Flowfield induced by a plasma synthetic jet actuator with low exit inclination angle under low ambient pressure

Abstract

A new plasma synthetic jet actuator with low exit inclination angle is proposed. Transient flow features under an ambient pressure of 13 kPa are experimentally tested. It's found that the plasma-induced flow can be classified into two stages, namely, initial shock diffraction dominated stage and the stratified flow stage. Regarding the shock diffraction dominated stage, a curved primary shock following a rotational jet will be formed; during the latter stage, it's dominated by the buoyancy and inertial effects jointly, leading to an upward and forward moving jet.

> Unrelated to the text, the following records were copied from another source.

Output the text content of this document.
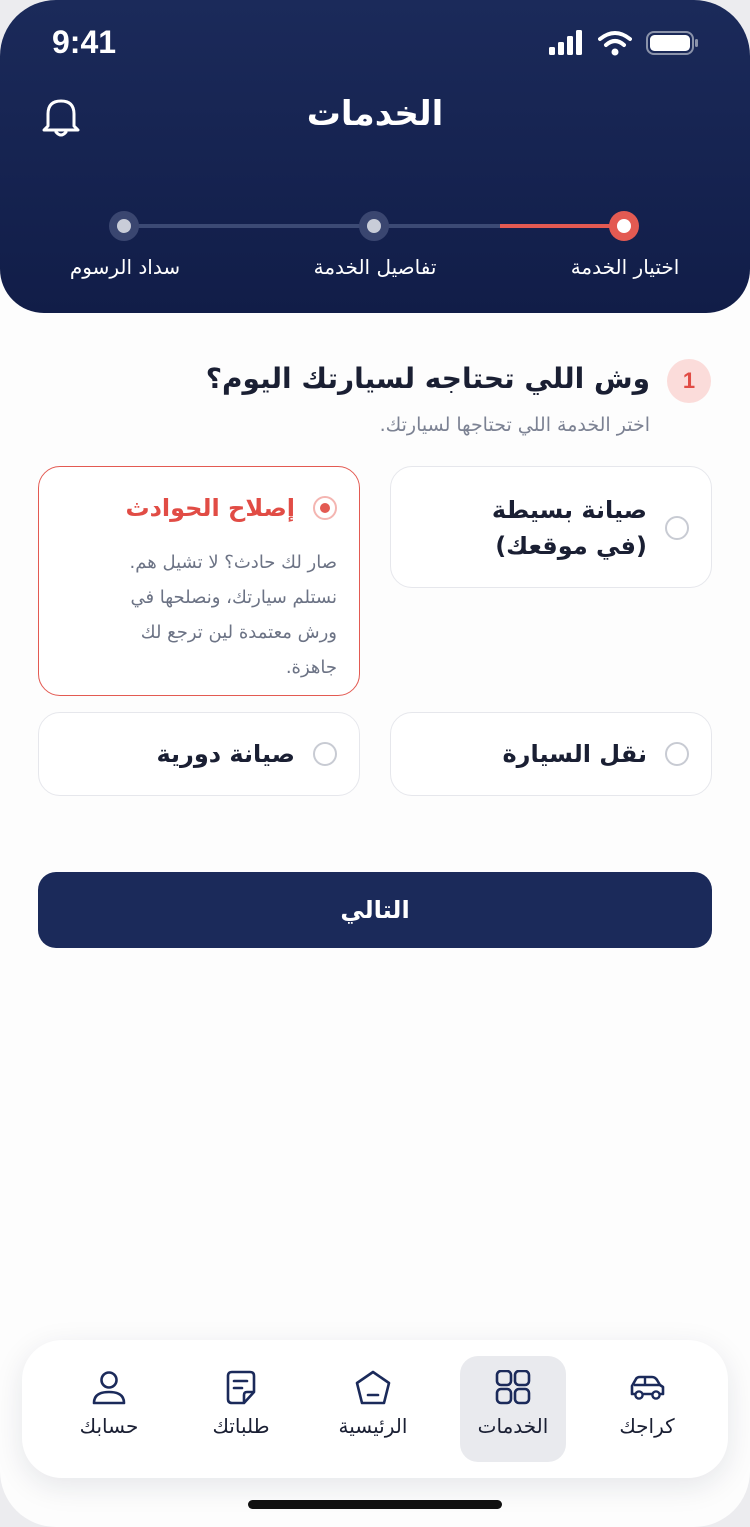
9:41
الخدمات
اختيار الخدمة
تفاصيل الخدمة
سداد الرسوم
1
وش اللي تحتاجه لسيارتك اليوم؟
اختر الخدمة اللي تحتاجها لسيارتك.
صيانة بسيطة
(في موقعك)
إصلاح الحوادث
صار لك حادث؟ لا تشيل هم.
نستلم سيارتك، ونصلحها في
ورش معتمدة لين ترجع لك
جاهزة.
نقل السيارة
صيانة دورية
التالي
كراجك
الخدمات
الرئيسية
طلباتك
حسابك
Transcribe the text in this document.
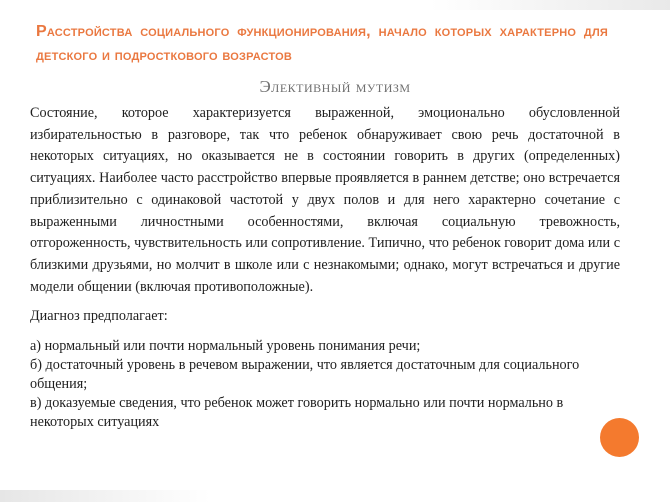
Расстройства социального функционирования, начало которых характерно для детского и подросткового возрастов
Элективный мутизм

Состояние, которое характеризуется выраженной, эмоционально обусловленной избирательностью в разговоре, так что ребенок обнаруживает свою речь достаточной в некоторых ситуациях, но оказывается не в состоянии говорить в других (определенных) ситуациях. Наиболее часто расстройство впервые проявляется в раннем детстве; оно встречается приблизительно с одинаковой частотой у двух полов и для него характерно сочетание с выраженными личностными особенностями, включая социальную тревожность, отгороженность, чувствительность или сопротивление. Типично, что ребенок говорит дома или с близкими друзьями, но молчит в школе или с незнакомыми; однако, могут встречаться и другие модели общении (включая противоположные).

Диагноз предполагает:

а) нормальный или почти нормальный уровень понимания речи;
б) достаточный уровень в речевом выражении, что является достаточным для социального общения;
в) доказуемые сведения, что ребенок может говорить нормально или почти нормально в некоторых ситуациях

The initial jet can accelerate to a maximum speed of ∼300 m/s, and the high speed of the jet can maintain for about 60-100 μs with its trajectories during the whole lifetime showing a piecewise linear feature. The repeated working of the actuator is examined as well, and the results demonstrate that the actuator can operate stably with the frequency ranging from 100-2 kHz. Although the increase of operating frequency lowers the moving speed of the primary shock and the jet to some extent, it retards the duration of the high-speed jet. Additionally, the effect of deposited energy per cycle on the flow characteristics of the actuator is studied. As the deposited energy decreases, the primary shock and jet move more slowly. In conclusion, the deposited energy per cycle of 82 mJ and the operating frequency of 1 kHz can induce a relatively high-speed jet with a longer duration.